Hi,
The following code gives me the error ‘Object’ does not support slicing :
var ships : Hashtable=new Hashtable();
ships[‘Fighter’]=new Hashtable();
ships[‘Shark’]=new Hashtable();
ships[‘Fighter’][‘Power’]=2;
ships[‘Fighter’][‘Health’]=100;
ships[‘Shark’][‘Power’]=3;
ships[‘Shark’][‘Health’]=85;
How exactly do I make proper “multidimensional arrays” work in UnityScript? I come from web development so having problems with such simple task is quiet new to me.
I found a way where you have to declare evey hashtable as hashtable inline when reading the values, but is there really no CLEAN way of creating deep key+value arrays?
var ships = {‘Test’ : {‘Test1’ : ‘Test’}};
// This works but is not clean at all
print((this.ships[‘Test’] as Hashtable)[‘Test1’]);
Yes, removing #pragma strict fixes this, but again, not a clean way of doing things.
Thanks for any help!
I don’t know the exact syntax of UnityScript. But I can answer for C#:
The most common Data type for key-value types are Dictionaries. Since C# (and UnityScript also I think) is type safe language, you have to define which types you want to store as key / value. (there are some non-typed dictionaries as well like Hashtable but you should use them only if you really have different types as keys / values).
here is how you define a dictionary:
Dictionary<string, int> myDictionary = new Dictionary<string, int>();
you want nested dictionaries:
Dictionary<string, Dictionary<string, int>> ships = new Dictionary<string, Dictionary<string, int>>();
ships["Fighter"] = new Dictionary<string, int>();
ships["Shark"] = new Dictionary<string, int>();
ships["Fighter"]["Power"] = 2;
ships["Fighter"]["Health"] = 100;
ships["Shark"]["Power"] = 3;
ships["Shark"]["Health"] = 85;
PS: In your case it would be better to use an own class for Ship and store it as a Dictionary<string, Ship>
PPS: Instead of strings as identifiers it is always a good idea to use Enums instead.

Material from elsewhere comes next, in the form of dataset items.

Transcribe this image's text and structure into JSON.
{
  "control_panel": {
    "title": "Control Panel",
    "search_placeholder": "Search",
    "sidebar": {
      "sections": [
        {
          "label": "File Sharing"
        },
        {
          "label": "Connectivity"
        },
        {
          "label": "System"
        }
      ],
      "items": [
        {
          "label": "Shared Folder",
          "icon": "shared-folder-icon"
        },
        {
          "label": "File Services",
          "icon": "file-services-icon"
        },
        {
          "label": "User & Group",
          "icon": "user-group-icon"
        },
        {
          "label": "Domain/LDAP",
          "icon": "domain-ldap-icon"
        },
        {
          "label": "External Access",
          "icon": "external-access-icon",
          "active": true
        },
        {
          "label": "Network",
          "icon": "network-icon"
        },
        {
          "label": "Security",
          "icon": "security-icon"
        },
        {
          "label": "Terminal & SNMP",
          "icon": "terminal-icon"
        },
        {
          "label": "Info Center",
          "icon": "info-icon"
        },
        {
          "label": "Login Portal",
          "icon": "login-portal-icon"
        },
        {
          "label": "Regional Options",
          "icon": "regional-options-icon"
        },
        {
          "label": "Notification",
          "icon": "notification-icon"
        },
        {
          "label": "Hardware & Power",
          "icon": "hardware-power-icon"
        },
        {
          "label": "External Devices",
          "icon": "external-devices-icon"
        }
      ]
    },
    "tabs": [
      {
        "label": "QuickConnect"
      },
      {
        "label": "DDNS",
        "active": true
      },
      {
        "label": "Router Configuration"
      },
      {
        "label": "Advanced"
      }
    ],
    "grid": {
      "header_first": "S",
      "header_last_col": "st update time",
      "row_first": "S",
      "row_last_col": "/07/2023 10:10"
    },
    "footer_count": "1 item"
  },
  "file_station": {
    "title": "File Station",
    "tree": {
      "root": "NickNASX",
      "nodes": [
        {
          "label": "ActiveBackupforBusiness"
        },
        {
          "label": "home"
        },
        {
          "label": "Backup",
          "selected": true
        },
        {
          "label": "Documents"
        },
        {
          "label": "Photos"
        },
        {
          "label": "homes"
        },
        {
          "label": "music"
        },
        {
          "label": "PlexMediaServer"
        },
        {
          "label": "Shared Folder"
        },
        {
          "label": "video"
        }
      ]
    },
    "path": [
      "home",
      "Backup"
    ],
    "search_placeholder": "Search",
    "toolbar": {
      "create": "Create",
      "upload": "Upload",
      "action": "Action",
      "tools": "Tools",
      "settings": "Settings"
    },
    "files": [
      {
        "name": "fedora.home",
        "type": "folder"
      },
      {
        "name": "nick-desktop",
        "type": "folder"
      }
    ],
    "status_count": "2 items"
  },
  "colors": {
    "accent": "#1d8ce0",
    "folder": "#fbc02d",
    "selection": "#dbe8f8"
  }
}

You cannot make mistakes so easily if you use enums.
2 Likes
Well that’s C# so that does not help me much.
Why is UnityScript boycoting JavaScript’s native objects?
var ships = {};
ships[‘Fighter’] = {};
ships[‘Shark’] = {};
ships[‘Fighter’][‘Power’]=2;
ships[‘Fighter’][‘Health’]=100;
ships[‘Shark’][‘Power’]=3;
ships[‘Shark’][‘Health’]=85;
This is a normal JS functional code but does not work in Unity, why?
Because Unity doesn’t use Javascript.
by the way: C# is much cleaner in my opinion than UnityScript. Also much more people are using it. And another benefit: you can do more with it than writing scripts for Unity.
So I recommend to learn C# instead of UnityScript. It is a beautiful language.
Or you could just continue using Unityscript, and use nested Dictionaries.
var ships = new Dictionary.< String, Dictionary.<String, int> >();
Don’t use any untyped collections, such as Hashtable, ArrayList, or JS arrays. Always use typed collections such as Dictionary, List, and array[ ]. And yes, it would be better to make a Ship class instead, and use enums rather than strings.